Missing User Warnings

Medium
Confidence
95% confidence
Finding
The bootstrap persists `EMPEROR_CLAW_API_TOKEN` and other operational settings to a plaintext `.env` file in the companion directory. Any local user, backup system, support bundle, or later process with filesystem access may recover the token and use it to access the remote API as the agent, making this a real credential exposure issue.

Missing User Warnings

High
Confidence
98% confidence
Finding
This code path downloads executable runtime code from `/downloads/control-plane.js`, saves it locally, and the bootstrap later executes it with Node. In an installer/bootstrap context this is especially dangerous because it turns a configurable remote endpoint into a code delivery mechanism without user confirmation, provenance checks, or integrity validation.

Missing User Warnings

Medium
Confidence
94% confidence
Finding
The doctrine explicitly instructs agents to use a company bearer token from EMPEROR_CLAW_API_TOKEN to make direct network calls to an external MCP API, but the install content contains no accompanying trust boundary warning, consent flow, or data handling disclosure. Because this text is propagated into agent doctrine/resources, it operationalizes outbound authenticated access and increases the chance that prompts or local tooling will transmit sensitive project, customer, task, or artifact data off-host without the user clearly understanding that behavior.

Missing User Warnings

Medium
Confidence
86% confidence
Finding
The code persistently modifies a user profile/configuration file to enable a plugin and adjust sandbox settings without any user confirmation, notification, or audit-visible disclosure in this file.
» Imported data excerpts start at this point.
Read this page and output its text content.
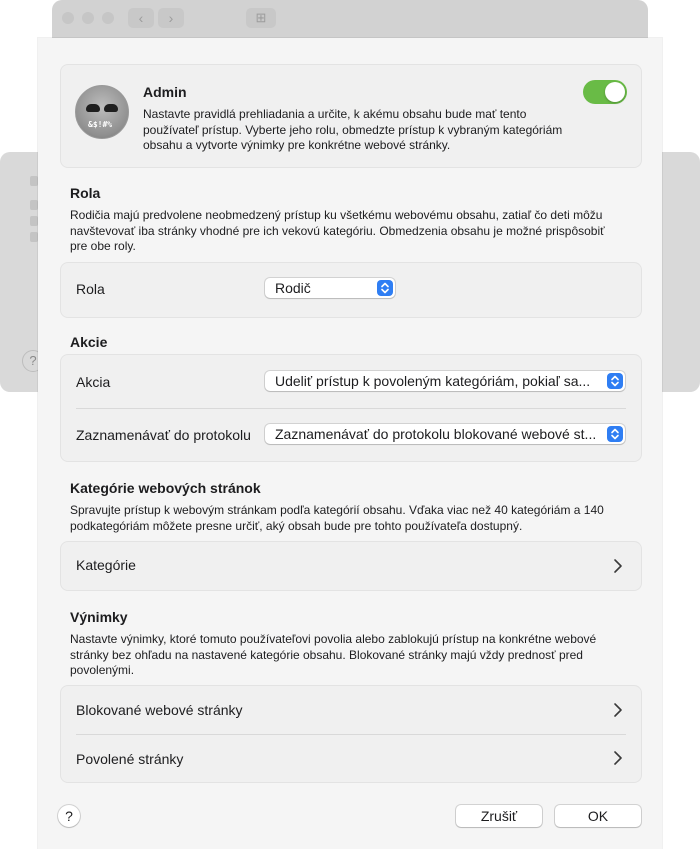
?
‹	›	⊞
&$!#%
Admin
Nastavte pravidlá prehliadania a určite, k akému obsahu bude mať tento používateľ prístup. Vyberte jeho rolu, obmedzte prístup k vybraným kategóriám obsahu a vytvorte výnimky pre konkrétne webové stránky.
Rola
Rodičia majú predvolene neobmedzený prístup ku všetkému webovému obsahu, zatiaľ čo deti môžu navštevovať iba stránky vhodné pre ich vekovú kategóriu. Obmedzenia obsahu je možné prispôsobiť pre obe roly.
Rola	Rodič
Akcie
Akcia	Udeliť prístup k povoleným kategóriám, pokiaľ sa...
Zaznamenávať do protokolu	Zaznamenávať do protokolu blokované webové st...
Kategórie webových stránok
Spravujte prístup k webovým stránkam podľa kategórií obsahu. Vďaka viac než 40 kategóriám a 140 podkategóriám môžete presne určiť, aký obsah bude pre tohto používateľa dostupný.
Kategórie
Výnimky
Nastavte výnimky, ktoré tomuto používateľovi povolia alebo zablokujú prístup na konkrétne webové stránky bez ohľadu na nastavené kategórie obsahu. Blokované stránky majú vždy prednosť pred povolenými.
Blokované webové stránky
Povolené stránky
?	Zrušiť	OK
Silent security-relevant configuration changes can undermine user consent and trust, and in this case they alter plugin allowlisting and execution policy in a way that could expand what code runs under the agent environment.

Missing User Warnings

Low
Confidence
73% confidence
Finding
The code trusts OPENCLAW_STATE_DIR and OPENCLAW_CONFIG_PATH environment variables to choose where security-relevant configuration is read from and written to, with no validation or disclosure. If an attacker can influence the process environment, they may redirect operations to an unintended file, causing silent configuration tampering, confusion, or writes to attacker-chosen locations.

Ssd 3

High
Confidence
100% confidence
Finding
The prompt injects the actual Emperor bearer token into natural-language model context. Because the model also processes untrusted thread messages and can generate arbitrary text/actions, this creates a direct secret-exposure path where the token may be leaked in output, logs, delegated prompts, or used under prompt injection to perform unauthorized API operations.

VirusTotal

61/61 vendors flagged this plugin as clean.